Here, same sex marriage is blocked. Some states require a day or so wait after getting a marriage license, as I recall, but it would not be an "undue" burden on the right to marry.
I think the comment gets it right at the end basically (actual harm in thief situation) but not sure what the confusion was in the first place.
I think it might be reflective of some accounts that don't show enough nuance. So, unless the laws in place amount to pure bigotry, animus can't be shown. And, given Clinton signed into law DOMA, e.g., we don't think HE's a bigot, right etc.
Some are willing to bluntly say, "yes, this is a form of bigotry" but the word sounds harsh to some ears. An early opinion spoke of "a bare congressional desire to harm a politically unpopular group" being unconstitutional.
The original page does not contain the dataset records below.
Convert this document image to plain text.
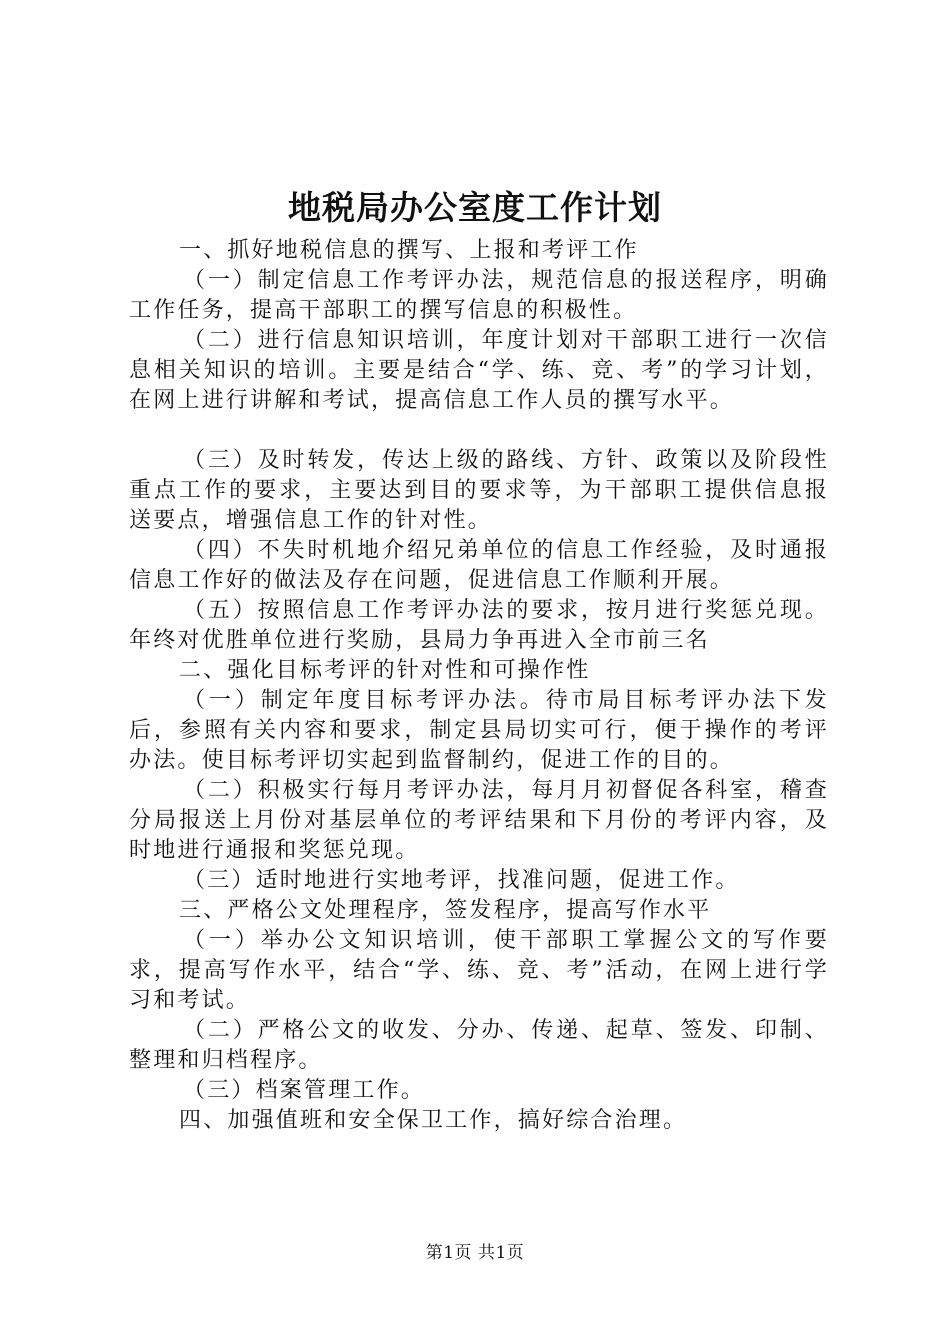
地税局办公室度工作计划

一、抓好地税信息的撰写、上报和考评工作

（一）制定信息工作考评办法，规范信息的报送程序，明确工作任务，提高干部职工的撰写信息的积极性。

（二）进行信息知识培训，年度计划对干部职工进行一次信息相关知识的培训。主要是结合“学、练、竞、考”的学习计划，在网上进行讲解和考试，提高信息工作人员的撰写水平。

（三）及时转发，传达上级的路线、方针、政策以及阶段性重点工作的要求，主要达到目的要求等，为干部职工提供信息报送要点，增强信息工作的针对性。

（四）不失时机地介绍兄弟单位的信息工作经验，及时通报信息工作好的做法及存在问题，促进信息工作顺利开展。

（五）按照信息工作考评办法的要求，按月进行奖惩兑现。年终对优胜单位进行奖励，县局力争再进入全市前三名

二、强化目标考评的针对性和可操作性

（一）制定年度目标考评办法。待市局目标考评办法下发后，参照有关内容和要求，制定县局切实可行，便于操作的考评办法。使目标考评切实起到监督制约，促进工作的目的。

（二）积极实行每月考评办法，每月月初督促各科室，稽查分局报送上月份对基层单位的考评结果和下月份的考评内容，及时地进行通报和奖惩兑现。

（三）适时地进行实地考评，找准问题，促进工作。

三、严格公文处理程序，签发程序，提高写作水平

（一）举办公文知识培训，使干部职工掌握公文的写作要求，提高写作水平，结合“学、练、竞、考”活动，在网上进行学习和考试。

（二）严格公文的收发、分办、传递、起草、签发、印制、整理和归档程序。

（三）档案管理工作。

四、加强值班和安全保卫工作，搞好综合治理。

第1页 共1页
That would merely be 'animus.'
There has to be a "legitimate governmental interest" involved. Perhaps, this is best called the 'mere' animus test. Romer spoke of nothing "but" animus. It also is a sort of red flag -- if a group is targeted in a special way (like a state constitutional amendment) -- we have to be sure it is not "mere" animus. There has to be a legitimate interest.
And, maybe, we are a bit more careful in determining that. As some say, "rational basis with bite."